True Fiction by Lee Goldberg: A Writer on the Run

True FictionTrue Fiction

by Lee Goldberg
Series: Ian Ludlow Thrillers, #1

Kindle Edition, 248 pg.
Thomas & Mercer, 2018
Read: July 20 – 21, 2018

“Sorry I’m late,” Ian said. “I’ve been on the run all morning.”

It was a line worthy of Clint Straker and Ian knew it. He couldn’t stop being a writer, always thinking of the next line in one of his thrillers. But he was living a thriller now and it was no thrill at all.

This is one of those books that’s super easy to write about — if you like the premise of the book, you’ll like the book. It’s just that simple. The tricky part is finding someone who wouldn’t like this premise.

Ian Ludlow, television writer turned thriller novelist, can’t believe his eyes — a terrorist attack in Hawaii went exactly the way that he designed and he’s pretty sure that someone is trying to kill him. Ludlow was part of a group of writers (movie, TV, novelists) that came up with some scenarios for the CIA that terrorists might use, so the CIA could design counter-measures. This is a thing that actually happened (maybe still does) following 9/11, because writers have much better imaginations than government employees do. One of those scenarios is playing out in real life and Ludlow doesn’t know what to do. Clearly someone out there doesn’t want Ludlow spreading the word that he’s the source for this attack.

Before he realizes what’s happening, Ludlow is running for his life and has dragged Margo along with him. Margo’s a dog-sitter, house-sitter, aspiring musician, and occasionally drives authors visiting Seattle to their signings. That’s how this poor girl gets sucked into Ludlow’s mess — she saves his life (and then he returns the favor), dooming her to having to run with him.

Add in some over-the-top villains (I hope, see below), and Goldberg’s signature wit and solid writing, and you’ve got yourself a winner.

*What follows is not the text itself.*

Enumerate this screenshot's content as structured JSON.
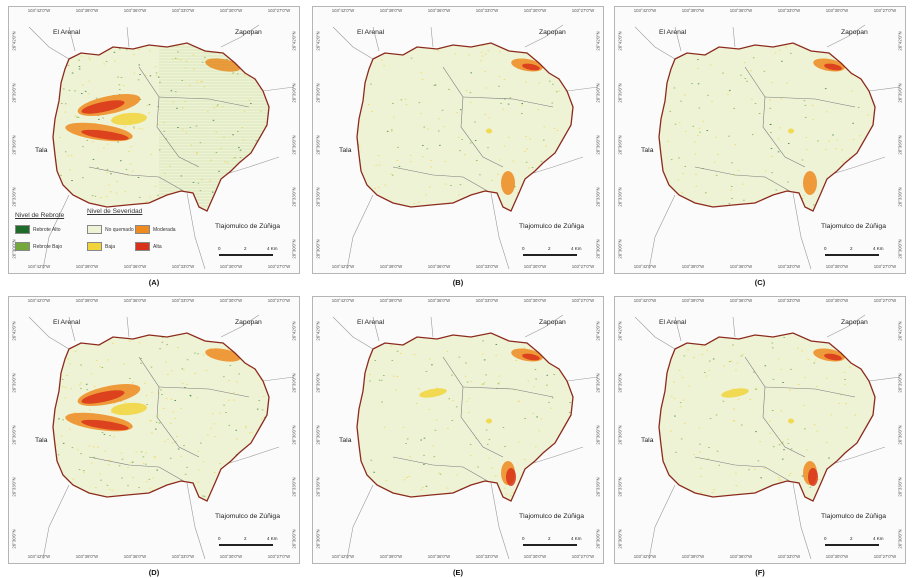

This is a fast fun ride featuring about the most unlikely of all thriller protagonists. Ian Ludlow isn’t really in any kind of shape; he has no skills with hand-to-hand combat, cars, or weapons — his people skills are suspect, really; all he has going for him is a pretty agile mind. Margo’s a little better off, but not much. They quickly run to the home of one of Ian’s friends who lives off of the grid and is paranoid enough he’ll believe their story. Which may not really be the strongest of qualifications, but they can’t afford to be choosy. The three of them will have to figure out a way to survive — and possibly stop whoever it was behind the attack.

Does anyone else remember Condorman? The Disney film about a comic book writer/artist who accidentally (very accidentally) becomes a super-spy? I was 7 or 8 when it came out and loved it. Anyway, I had a flash-back to that when Ludlow stumbles his way into taking out one of the many assassins that come after him — one of the many times I had an honest audible response to this book (not a book I recommend reading in an ICU ward, for what it’s worth, people tend not to like noises there).

Now, I called the villains over-the-top. I’m not really sure they are — they seem over the top, but there’s a little part of me wonders how hard it really would be for someone to pull off something like this. John Rogers, of Leverage, frequently talked about how some of their over-the-top bad guys were watered down versions of the real thing (because no one would believe the real thing). Take my word for it, I don’t have time to track him down saying it. Let’s put it this way — they’re perfect for this book, and like just about every thriller villain ever, it’s best that they stay inside the book.

While he’s telling a very fun story, Goldberg takes a little bit of time to satirize thrillers, thriller writings, and thriller heroes — I loved every bit of that. It helps that Goldberg writes and reads the same books he’s satirizing, so you know he does it with love and honesty. Some of the excerpts from Ludlow’s books are just awful, it must’ve been hard to write (but so much fun). Ditto for the TV shows that Ian’s friend Ronnie starred in, I really hope that those are things that Goldberg made up for this book (and fear they aren’t).

This feels like Goldberg and Evanovich’s Fox & O’Hare books, or maybe The Man with the Iron-On Badge (which features a protagonist only slightly more likely than Ian) — not his more serious work like King City. The story moves quickly, deftly and will leave you smiling — I can’t imagine Goldberg writing a disappointing book at this point, I just don’t think he can. Pick this up, you will be entertained.